Judge Not and Persistence

As a tax guy, I work many controversy cases. Before I take on a case, I need to evaluate the case and determine if I feel there is a possible resolution that I can work with the IRS to effect.

Recently, I was approached by a CPA who wanted help on a penalty abatement for a non profit who was delinquent with their 990 filing. This is a 990 organization with larger gross receipts and the delinquency covered a span of years. Some penalties can be abated if reasonable cause is demonstrated. In fact, in the Gear Up Class, IRS Audits, Appeals, and Collections: Successful Strategies, Rick and I teach about penalty abatement. I have historically had good success but not 100% success (who has?). I evaluated the 990 case and I felt there was an argument for reasonable cause but I was not overly optimistic about getting the penalty abated. I typically take on cases that I feel very positive about and not only do I practice positive affirmation of the good results, but I usually have quite a fighting spirit going in. In this case, I was not overly optimistic and, while I fashioned a very well argued letter, covering the issue, facts, rule of law, argument, and conclusion, I still did not expect exceptional results.

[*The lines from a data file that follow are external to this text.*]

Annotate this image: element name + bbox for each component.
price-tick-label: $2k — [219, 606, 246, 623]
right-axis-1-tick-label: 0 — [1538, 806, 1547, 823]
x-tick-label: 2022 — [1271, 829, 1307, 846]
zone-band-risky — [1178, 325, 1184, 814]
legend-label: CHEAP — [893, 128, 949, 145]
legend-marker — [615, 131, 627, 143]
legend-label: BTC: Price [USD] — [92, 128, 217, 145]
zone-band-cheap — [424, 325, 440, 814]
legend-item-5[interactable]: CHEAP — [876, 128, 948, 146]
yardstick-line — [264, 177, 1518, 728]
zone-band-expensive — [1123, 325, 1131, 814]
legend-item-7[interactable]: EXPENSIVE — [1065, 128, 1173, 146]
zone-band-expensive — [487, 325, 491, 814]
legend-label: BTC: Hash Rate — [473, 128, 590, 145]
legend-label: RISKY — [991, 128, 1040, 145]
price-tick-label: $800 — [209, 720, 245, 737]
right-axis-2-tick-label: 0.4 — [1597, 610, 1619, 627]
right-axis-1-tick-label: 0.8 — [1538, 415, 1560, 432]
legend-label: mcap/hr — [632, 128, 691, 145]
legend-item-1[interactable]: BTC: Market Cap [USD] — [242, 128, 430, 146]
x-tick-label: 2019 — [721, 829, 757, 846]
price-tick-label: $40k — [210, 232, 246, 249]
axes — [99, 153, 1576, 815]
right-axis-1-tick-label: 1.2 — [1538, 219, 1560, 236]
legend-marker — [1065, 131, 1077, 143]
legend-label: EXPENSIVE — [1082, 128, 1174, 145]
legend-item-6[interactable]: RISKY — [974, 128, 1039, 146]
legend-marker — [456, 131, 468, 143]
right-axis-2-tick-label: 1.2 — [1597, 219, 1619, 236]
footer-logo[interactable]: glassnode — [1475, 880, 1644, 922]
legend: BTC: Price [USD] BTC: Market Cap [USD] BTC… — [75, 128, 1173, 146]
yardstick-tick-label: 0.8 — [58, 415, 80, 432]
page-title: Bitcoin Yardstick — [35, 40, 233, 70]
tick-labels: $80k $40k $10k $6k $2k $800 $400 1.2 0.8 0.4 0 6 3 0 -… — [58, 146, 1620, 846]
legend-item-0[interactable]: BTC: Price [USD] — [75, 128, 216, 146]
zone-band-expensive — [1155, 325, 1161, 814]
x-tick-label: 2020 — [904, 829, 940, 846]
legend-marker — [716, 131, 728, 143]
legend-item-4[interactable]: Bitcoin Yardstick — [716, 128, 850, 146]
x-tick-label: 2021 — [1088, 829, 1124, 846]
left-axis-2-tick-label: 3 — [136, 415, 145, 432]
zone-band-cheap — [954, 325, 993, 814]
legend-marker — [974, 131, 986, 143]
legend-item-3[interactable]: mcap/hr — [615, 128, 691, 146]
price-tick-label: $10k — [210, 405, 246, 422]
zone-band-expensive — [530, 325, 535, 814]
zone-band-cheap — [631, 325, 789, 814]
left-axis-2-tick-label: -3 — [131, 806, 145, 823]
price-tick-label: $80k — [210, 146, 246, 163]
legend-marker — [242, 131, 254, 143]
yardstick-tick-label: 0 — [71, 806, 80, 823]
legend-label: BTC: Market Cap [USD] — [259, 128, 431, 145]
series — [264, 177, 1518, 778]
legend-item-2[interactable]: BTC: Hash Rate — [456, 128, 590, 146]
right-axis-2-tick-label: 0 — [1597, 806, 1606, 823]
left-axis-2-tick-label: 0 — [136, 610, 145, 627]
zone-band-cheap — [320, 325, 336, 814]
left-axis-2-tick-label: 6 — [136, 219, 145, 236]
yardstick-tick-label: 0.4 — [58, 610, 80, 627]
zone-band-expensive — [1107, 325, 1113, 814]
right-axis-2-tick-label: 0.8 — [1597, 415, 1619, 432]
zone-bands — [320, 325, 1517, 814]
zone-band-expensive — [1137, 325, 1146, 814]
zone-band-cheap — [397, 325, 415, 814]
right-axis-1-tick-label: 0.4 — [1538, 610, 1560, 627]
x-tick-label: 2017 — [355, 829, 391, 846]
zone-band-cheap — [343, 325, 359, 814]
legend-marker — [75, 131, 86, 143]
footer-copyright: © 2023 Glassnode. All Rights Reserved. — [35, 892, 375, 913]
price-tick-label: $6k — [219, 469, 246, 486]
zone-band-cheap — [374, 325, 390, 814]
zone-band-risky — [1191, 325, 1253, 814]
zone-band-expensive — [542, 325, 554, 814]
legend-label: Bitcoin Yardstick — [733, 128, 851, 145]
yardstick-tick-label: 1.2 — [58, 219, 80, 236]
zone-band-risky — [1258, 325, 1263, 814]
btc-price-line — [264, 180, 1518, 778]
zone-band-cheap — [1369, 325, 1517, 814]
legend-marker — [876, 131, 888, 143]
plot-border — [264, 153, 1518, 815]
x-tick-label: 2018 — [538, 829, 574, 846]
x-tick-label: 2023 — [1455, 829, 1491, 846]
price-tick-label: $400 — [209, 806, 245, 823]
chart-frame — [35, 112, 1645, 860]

And herein lays the surprise. Close to $83,000 of penalty abatement was accomplished. And this was an appeal of a previously rejected penalty abatement.

There are two lessons to be learned. The first, and most obvious lesson, is: If at first you don't succeed, try, try again. Learn about the appeals process. Do not be afraid to take the case up to the next level. Use your tax knowledge to make a strong case, as the facts warrant. Sometimes you make an initial fantastic presentation, but it doesn't move the IRS. Make the same presentation to someone different in the IRS, and the results could be sensational. Now, when you make the second presentation, you have the advantage of having gone through a dress rehearsal, which means the second presentation is improved. Also, you prepare further for the appeals hearing. So, it is not solely a case of persistence, but persistence, along with applied skills is a winning combination.

And, the second lesson is, you never know what the results will be. The enjoyment of resolving controversy cases with the IRS is that you never really know how the case is going to end. Even though we assess the case, we never know the ending. With this case, I was not overly optimistic. I do believe the abatement is warranted and I do believe the protest was soundly structured, and I did hope for, but did not expect the best. And the best came our way.

With the IRS you just never know. Do your best. Persist. Be of good cheer. Persist. And, oh yes, persist.